Wearing saffron colored attire, a ruddraksh mala (rosary), and traditional sandalpaste tilak (religious mark) on the forehead, Zed sprinkled few drops of water from river Ganga of India, considered holy by Hindus, around the podium before the prayer. Board Chair Lee Bonner welcomed and thanked Zed. “It is a historic moment of pride for the community when the prayers from ancient Sanskrit scriptures are being read in this great hall of democracy of this great county of Douglas”, Zed stated before starting the invocation.

Rajan Zed is a global Hindu and interfaith leader, who besides taking up the cause of religion worldwide, has also raised huge voice against the apartheid faced by about 15-million Roma (Gypsies) in Europe. Bestowed with World Interfaith Leader Award; Zed is Senior Fellow and Religious Advisor to Foundation for Religious Diplomacy, Spiritual Advisor to National Association of Interchurch & Interfaith Families, Director Interfaith Relations of Nevada Clergy Association, etc.
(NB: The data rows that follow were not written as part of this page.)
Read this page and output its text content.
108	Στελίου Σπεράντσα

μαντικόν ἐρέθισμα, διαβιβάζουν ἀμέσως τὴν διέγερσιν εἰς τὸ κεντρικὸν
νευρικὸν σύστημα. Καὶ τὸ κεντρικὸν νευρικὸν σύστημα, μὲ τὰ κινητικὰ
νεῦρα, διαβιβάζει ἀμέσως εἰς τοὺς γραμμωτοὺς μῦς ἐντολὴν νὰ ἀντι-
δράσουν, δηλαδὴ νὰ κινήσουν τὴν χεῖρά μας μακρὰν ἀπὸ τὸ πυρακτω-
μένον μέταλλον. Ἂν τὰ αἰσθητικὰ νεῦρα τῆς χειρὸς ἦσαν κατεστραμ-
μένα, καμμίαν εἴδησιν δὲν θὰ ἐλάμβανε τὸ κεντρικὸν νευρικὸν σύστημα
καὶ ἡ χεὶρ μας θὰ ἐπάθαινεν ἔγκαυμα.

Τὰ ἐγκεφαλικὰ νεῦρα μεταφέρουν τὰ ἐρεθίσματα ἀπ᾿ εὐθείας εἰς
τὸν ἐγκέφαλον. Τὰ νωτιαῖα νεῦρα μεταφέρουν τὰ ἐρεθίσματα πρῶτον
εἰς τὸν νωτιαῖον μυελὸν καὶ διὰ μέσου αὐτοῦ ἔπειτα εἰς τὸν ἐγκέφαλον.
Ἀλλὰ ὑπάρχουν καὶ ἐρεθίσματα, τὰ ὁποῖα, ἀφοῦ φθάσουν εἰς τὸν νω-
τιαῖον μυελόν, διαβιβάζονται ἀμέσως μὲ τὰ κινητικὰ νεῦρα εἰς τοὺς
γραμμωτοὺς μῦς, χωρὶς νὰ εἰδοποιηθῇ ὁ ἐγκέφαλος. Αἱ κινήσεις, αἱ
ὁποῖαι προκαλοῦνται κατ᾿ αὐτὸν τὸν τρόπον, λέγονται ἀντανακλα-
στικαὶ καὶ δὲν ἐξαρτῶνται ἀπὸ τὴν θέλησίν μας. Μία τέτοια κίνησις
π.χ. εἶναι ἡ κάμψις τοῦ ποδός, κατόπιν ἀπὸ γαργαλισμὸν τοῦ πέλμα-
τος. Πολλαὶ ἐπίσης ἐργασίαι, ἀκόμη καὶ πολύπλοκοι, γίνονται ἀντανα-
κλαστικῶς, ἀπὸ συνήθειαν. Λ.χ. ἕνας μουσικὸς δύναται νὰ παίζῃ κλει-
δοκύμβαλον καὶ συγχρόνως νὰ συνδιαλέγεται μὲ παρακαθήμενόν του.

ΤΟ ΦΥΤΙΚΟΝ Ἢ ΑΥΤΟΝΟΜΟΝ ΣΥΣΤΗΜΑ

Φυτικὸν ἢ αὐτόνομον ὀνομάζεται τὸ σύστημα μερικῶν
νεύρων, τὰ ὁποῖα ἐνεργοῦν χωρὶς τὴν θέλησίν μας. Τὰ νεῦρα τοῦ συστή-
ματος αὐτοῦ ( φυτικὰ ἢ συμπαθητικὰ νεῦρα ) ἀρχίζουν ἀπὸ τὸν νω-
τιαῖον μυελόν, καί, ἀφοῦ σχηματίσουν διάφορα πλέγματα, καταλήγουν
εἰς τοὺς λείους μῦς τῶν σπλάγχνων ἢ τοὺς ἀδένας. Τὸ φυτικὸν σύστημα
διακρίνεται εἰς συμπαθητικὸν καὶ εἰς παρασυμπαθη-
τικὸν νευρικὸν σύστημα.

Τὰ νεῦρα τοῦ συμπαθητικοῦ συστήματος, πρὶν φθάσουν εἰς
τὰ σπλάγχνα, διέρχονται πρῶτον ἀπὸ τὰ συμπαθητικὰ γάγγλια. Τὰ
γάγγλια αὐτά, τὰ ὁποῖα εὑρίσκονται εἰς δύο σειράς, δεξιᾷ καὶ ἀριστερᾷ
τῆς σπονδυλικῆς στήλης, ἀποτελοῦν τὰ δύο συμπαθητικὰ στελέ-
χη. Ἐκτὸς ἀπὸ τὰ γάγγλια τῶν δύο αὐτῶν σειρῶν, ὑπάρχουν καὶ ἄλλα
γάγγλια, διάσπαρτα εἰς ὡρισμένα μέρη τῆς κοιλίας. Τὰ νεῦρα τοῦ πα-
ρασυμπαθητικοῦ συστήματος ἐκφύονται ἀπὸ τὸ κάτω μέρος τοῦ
Hinduism, oldest and third largest religion of the world, has about one billion adherents and moksh (liberation) is its ultimate goal. There are about three million Hindus in USA.

Douglas County, headquartered in Minden, is home to about 13.2% of Lake Tahoe, part of Toiyabe National Forest, Starbucks roasting plant and 23 landmarks listed on National Register of Historic Places. Nancy McDermid and Steve Mokrohisky are Board Vice Chair and County Manager respectively.